Muchos tags activos tienen rangos efectivos de cientos de metros y una vida útil de sus baterías de hasta 10 años. Algunos de ellos integran sensores de registro de temperatura y otras variables que pueden usarse para monitorizar entornos de alimentación o productos farmacéuticos. Otros sensores asociados con ARFID incluyen humedad, vibración, luz, radiación, temperatura y componentes atmosféricos como el etileno. Los tags activos, además de mucho más rango (500 m), tienen capacidades de almacenamiento mayores y la habilidad de guardar información adicional enviada por el transceptor.

Actualmente, las etiquetas activas más pequeñas tienen un tamaño aproximado de una moneda. Muchas etiquetas activas tienen rangos prácticos de diez metros, y una duración de batería de hasta varios años.



CONCLUSIONES

La tecnología actual de las etiquetas de RFID ofrece numerosas limitaciones cuando se la compara con la tecnología de etiquetado ideal, la cual sería económica, reduciría la imposibilidad de faltas de lectura y ofrecería flexibilidad para el diseño de la antena. También proporcionaría pericia en el proceso con grandes rendimientos, permitiría las pruebas durante el proceso y el control de calidad y cumpliría normas neutrales al vendedor.

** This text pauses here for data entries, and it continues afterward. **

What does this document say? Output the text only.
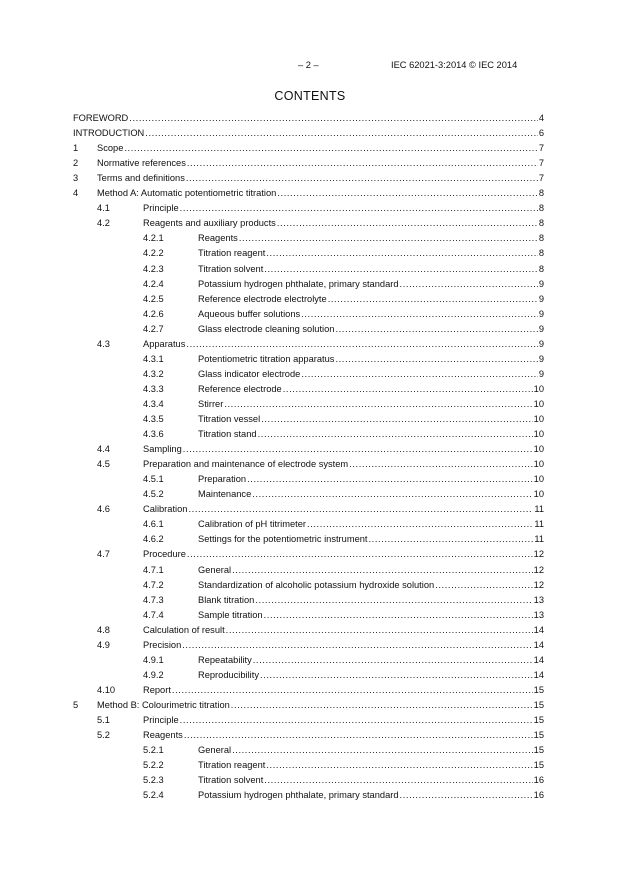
– 2 –	IEC 62021-3:2014 © IEC 2014
CONTENTS
FOREWORD .....	4
INTRODUCTION .....	6
1 Scope .....	7
2 Normative references .....	7
3 Terms and definitions .....	7
4 Method A: Automatic potentiometric titration .....	8
4.1	Principle .....	8
4.2	Reagents and auxiliary products .....	8
4.2.1	Reagents .....	8
4.2.2	Titration reagent .....	8
4.2.3	Titration solvent .....	8
4.2.4	Potassium hydrogen phthalate, primary standard .....	9
4.2.5	Reference electrode electrolyte .....	9
4.2.6	Aqueous buffer solutions .....	9
4.2.7	Glass electrode cleaning solution .....	9
4.3	Apparatus .....	9
4.3.1	Potentiometric titration apparatus .....	9
4.3.2	Glass indicator electrode .....	9
4.3.3	Reference electrode .....	10
4.3.4	Stirrer .....	10
4.3.5	Titration vessel .....	10
4.3.6	Titration stand .....	10
4.4	Sampling .....	10
4.5	Preparation and maintenance of electrode system .....	10
4.5.1	Preparation .....	10
4.5.2	Maintenance .....	10
4.6	Calibration .....	11
4.6.1	Calibration of pH titrimeter .....	11
4.6.2	Settings for the potentiometric instrument .....	11
4.7	Procedure .....	12
4.7.1	General .....	12
4.7.2	Standardization of alcoholic potassium hydroxide solution .....	12
4.7.3	Blank titration .....	13
4.7.4	Sample titration .....	13
4.8	Calculation of result .....	14
4.9	Precision .....	14
4.9.1	Repeatability .....	14
4.9.2	Reproducibility .....	14
4.10	Report .....	15
5 Method B: Colourimetric titration .....	15
5.1	Principle .....	15
5.2	Reagents .....	15
5.2.1	General .....	15
5.2.2	Titration reagent .....	15
5.2.3	Titration solvent .....	16
5.2.4	Potassium hydrogen phthalate, primary standard .....	16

Por último, la etiqueta ideal integraría de forma completa el proceso de etiquetado y demarcación, proporcionaría un proceso integrado y flexible de fabricación de etiquetas, ofrecería una función de lectura/registro de alta velocidad y sería amigable para el medio ambiente.

La tecnología RFID existente, por el contrario, presenta numerosos desafíos. Los precios de las etiquetas son relativamente elevados, los problemas de lectura son importantes y el tamaño y la forma de las antenas sigue siendo muy inflexible. La tecnología de etiquetado existente tiene además un rendimiento limitado de la información del proceso, limitaciones de derecho de propiedad y otras no relacionadas con la normalización, además de problemas de confiabilidad y de logística, incluyendo los daños a las etiquetas durante el proceso de conversión de las mismas, la velocidad de lectura/registro y los problemas en la integración del etiquetado y demarcación.